Человек жаждет беды, подумал Флигер. Да, пойду к врачу, ведь у меня, действительно, побаливает голова, и я не могу спать. Я мечтаю о глубоком, продолжительном сне. Попрошу его дать мне снотворное. Конечно, он мне его выпишет, ведь это самые обычные таблетки. Я ему объясню, я попрошу его. Моя работа, напряжение, нервы, постоянное недосыпание… и так далее. Я попрошу. Потом я их приму, запью водой и буду спать. Это будет беспробудный, освобождающий сон, в котором я найду ответы не только на все вопросы, которые меня волнуют, но и само познание, саму Госпожу Истину, которая недоступна простым смертным и которая является лишь вызовом, лишь упреком или даже насмешкой над нашей потерянной жизнью.

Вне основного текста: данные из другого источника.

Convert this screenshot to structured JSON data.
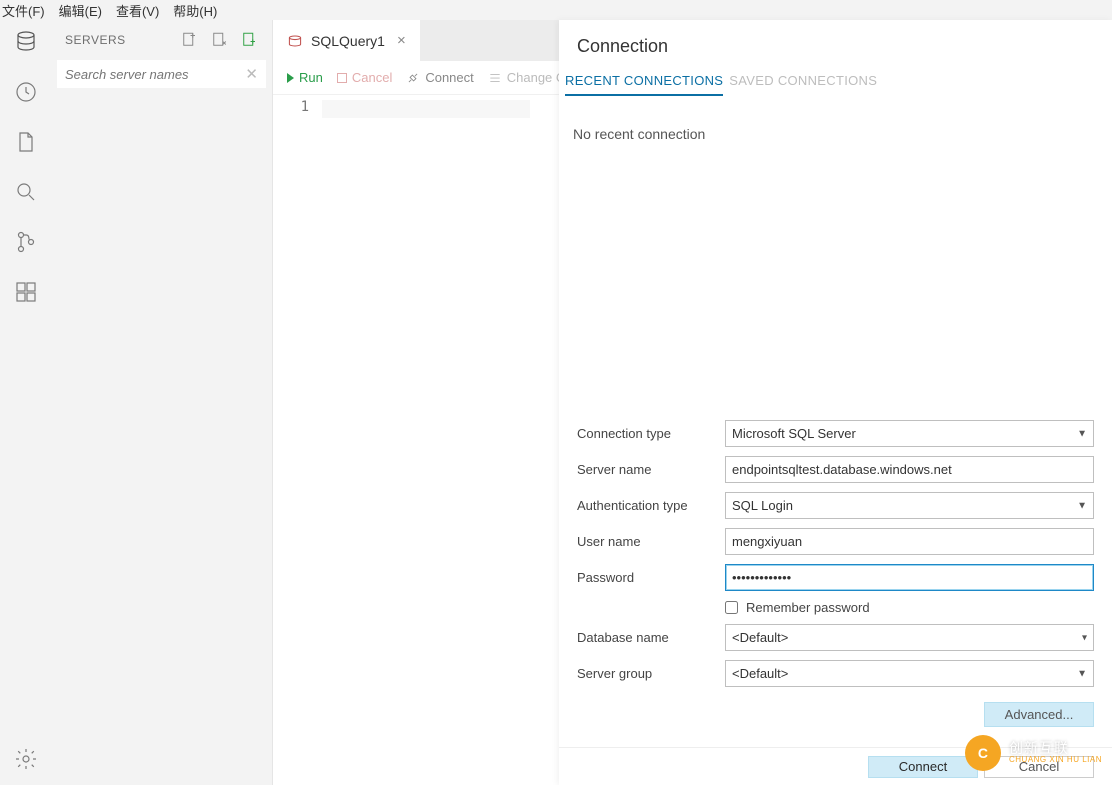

Соня Вавринцова шла вдоль Дуная. В сумраке наступающего вечера ей казалось, что все вокруг ей приветливо улыбается и что люди и вещи оборачиваются к ней своей лучшей стороной. Она словно никогда раньше не видела густую зелень деревьев на другой стороне Дуная, тускло колеблющуюся поверхность реки, арки мостов и сверкающие бока бегущих машин, фасады домов и распахнутые глаза витрин, башни костелов и темные силуэты острых крыш, вонзающихся в небо, киоски с цветами, мороженым и горячими сосисками и вереницы автобусов, ползущих по шуршащему асфальту. Она увидела весь этот человеческий муравейник и ощутила тот почти неуловимый миг, когда день переходит в вечер и внезапно разгораются бледные колбы неоновых фонарей и что-то меняется в самой структуре воздуха. Все было обращено к ней, все было ей близко. Она смотрела на огромный вольный дунайский простор, на реку, делающую изгиб под самым Градом, и ей казалось, что, стоит лишь захотеть, и она взлетит в эти дали, потому что сама превратится в свободу и волю, которая так неожиданно ей предоставлена.

Она блуждала по городу и не могла объяснить самой себе, почему все вокруг кажется ей таким незнакомым и волнующим. Ощущение свободы крепло в ее сознании и во всем теле. Потом она долго не могла заснуть, ей казалось, что она парит, что вся она стала легкой, бестелесной, хрупкой, что она соткана из надежды, но при этом она ощущала свою силу и перед ней открывались непредвиденные возможности. Она подумала, что все это происходит с ней от ее решения не писать, оставить журналистскую работу, статью о деревьях и все другие статьи, короче говоря, никогда больше не вставлять лист бумаги в машинку, не раздумывать, не искать, не находить, жить иной жизнью и в ином мире.